Use of a cluster analysis to investigate the relationship between large-scale dynamics and clouds

Poster PDF

Description

Cloud parameterizations are an attempt at statistically connecting large-scale dynamics to local cloud and precipitation properties. We investigate those relationships through the use of a clustering technique developed by Marchand and coauthors (2009, Journal of Climate) to classify regional atmospheric states. These atmospheric states are created by a neural network classifier acting on reanalysis data and are refined and shown to be statistically significant through the use of independent cloud radar data. Here we present results from the application of this method to regions surrounding the ARM sites at both Southern Great Plains and Darwin, Australia. In both cases we use ERA-Interim data and observations from the vertically pointed millimeter-wavelength cloud radars at the ARM sites. Having contemporaneous observations of atmospheric state and other atmospheric observables allows us to create distributions of observables associated with each state.

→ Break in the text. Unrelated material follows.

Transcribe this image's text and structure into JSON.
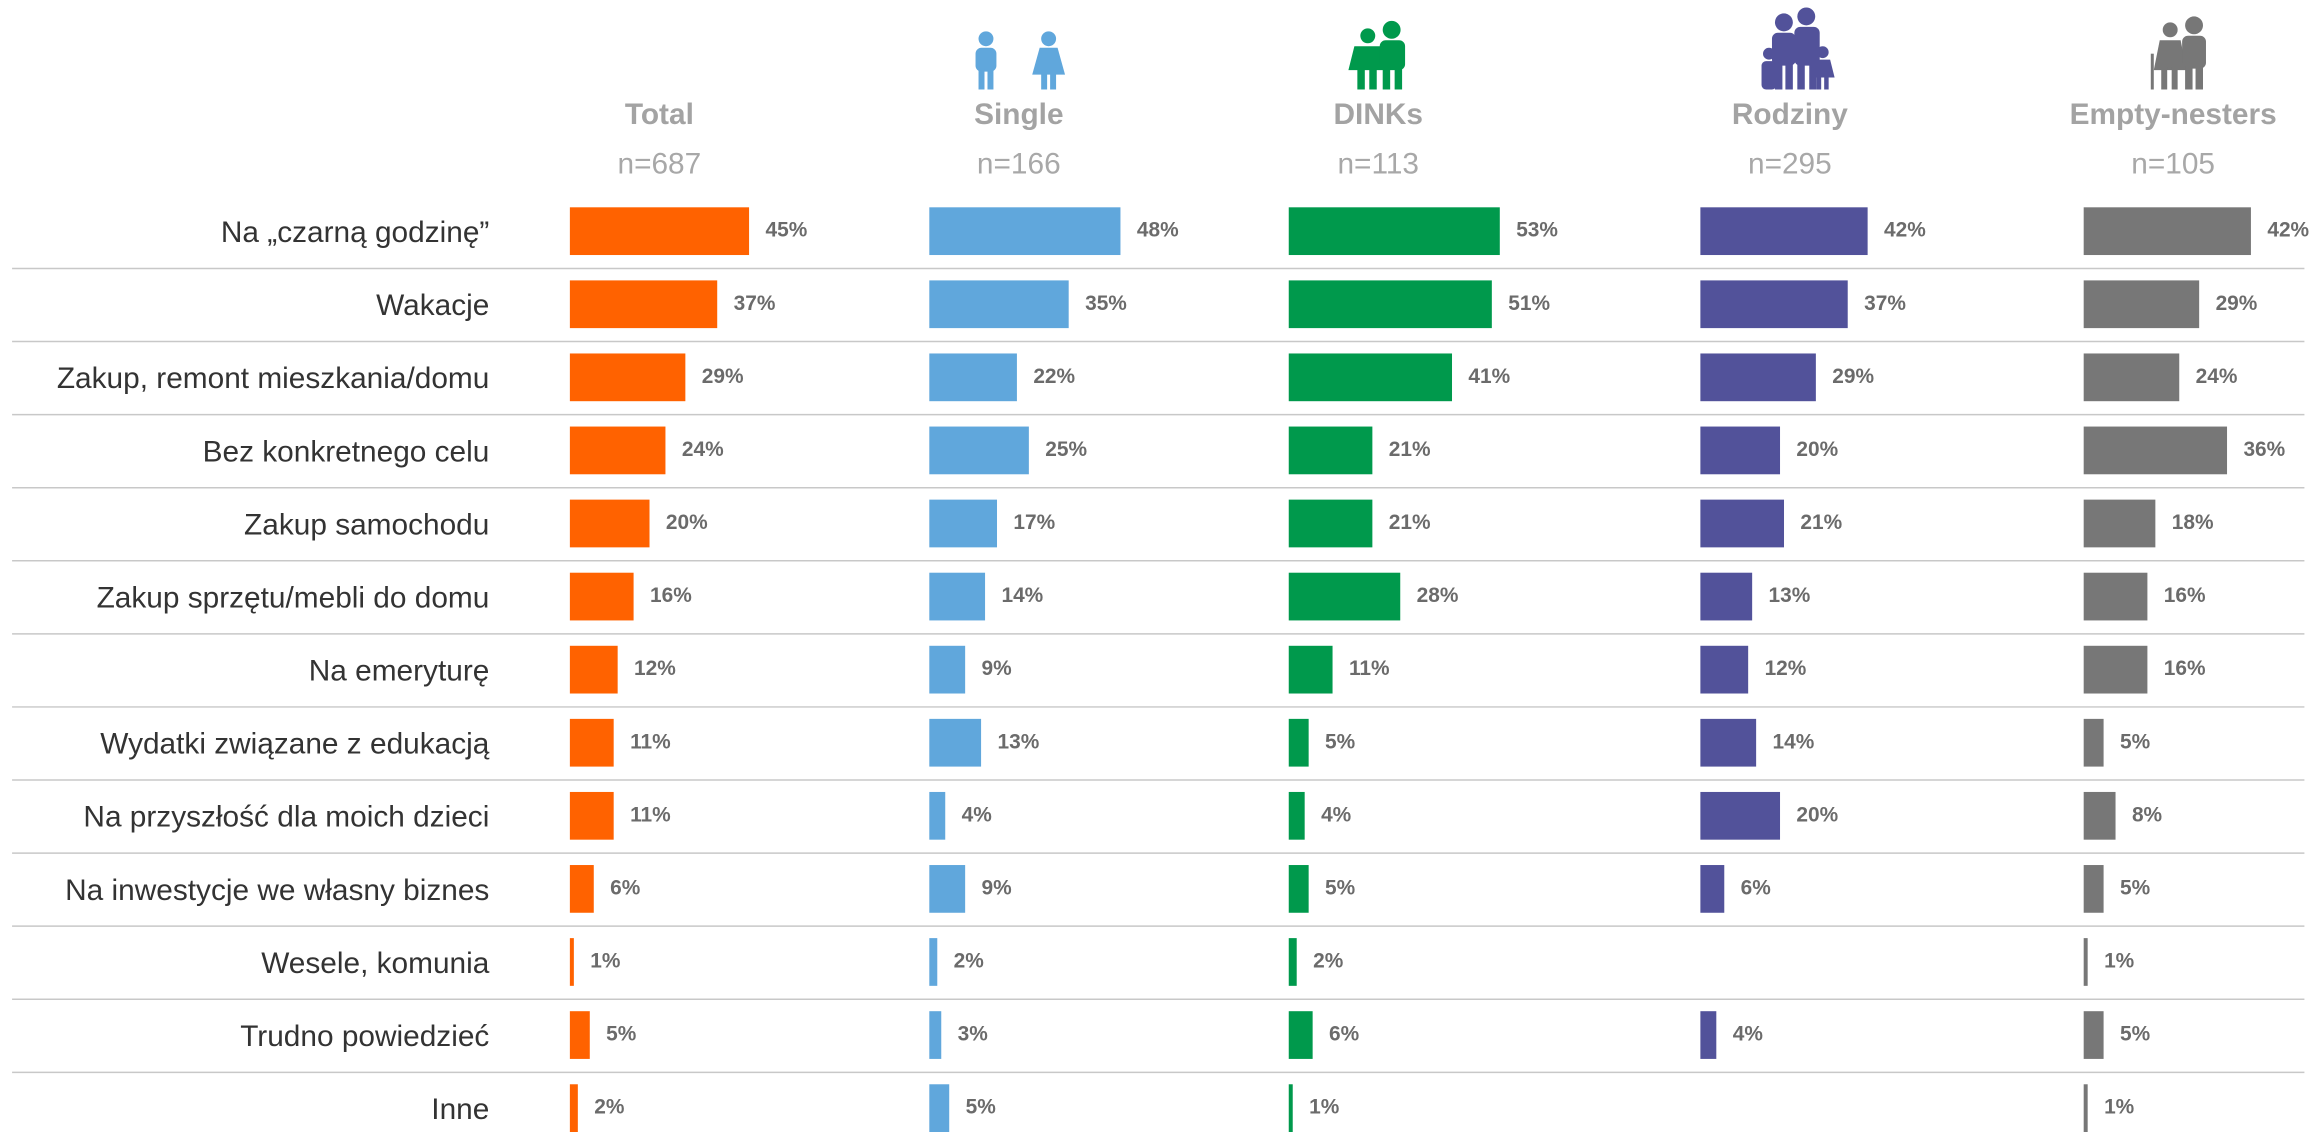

Examples of observables include ground-based observations such as cloud occurrence, precipitation, and liquid-water path along with satellite retrievals of the same properties. The multi-year record allows us to investigate the seasonal and interannual variability of the dynamic states and the relationship between these states and larger-scale phenomena such as the Madden-Julian Oscillation (MJO). In addition, we can examine the diurnal cycle of the states, the duration of particular patterns (since we classify the atmospheric state several times a day), and the transition probability from any state to any other state. Our near-term goal is to apply this technique to climate model output to determine to what extent climate models can duplicate both the occurrence of the atmospheric states and the observed linkage between the dynamical states and associated hydrological properties.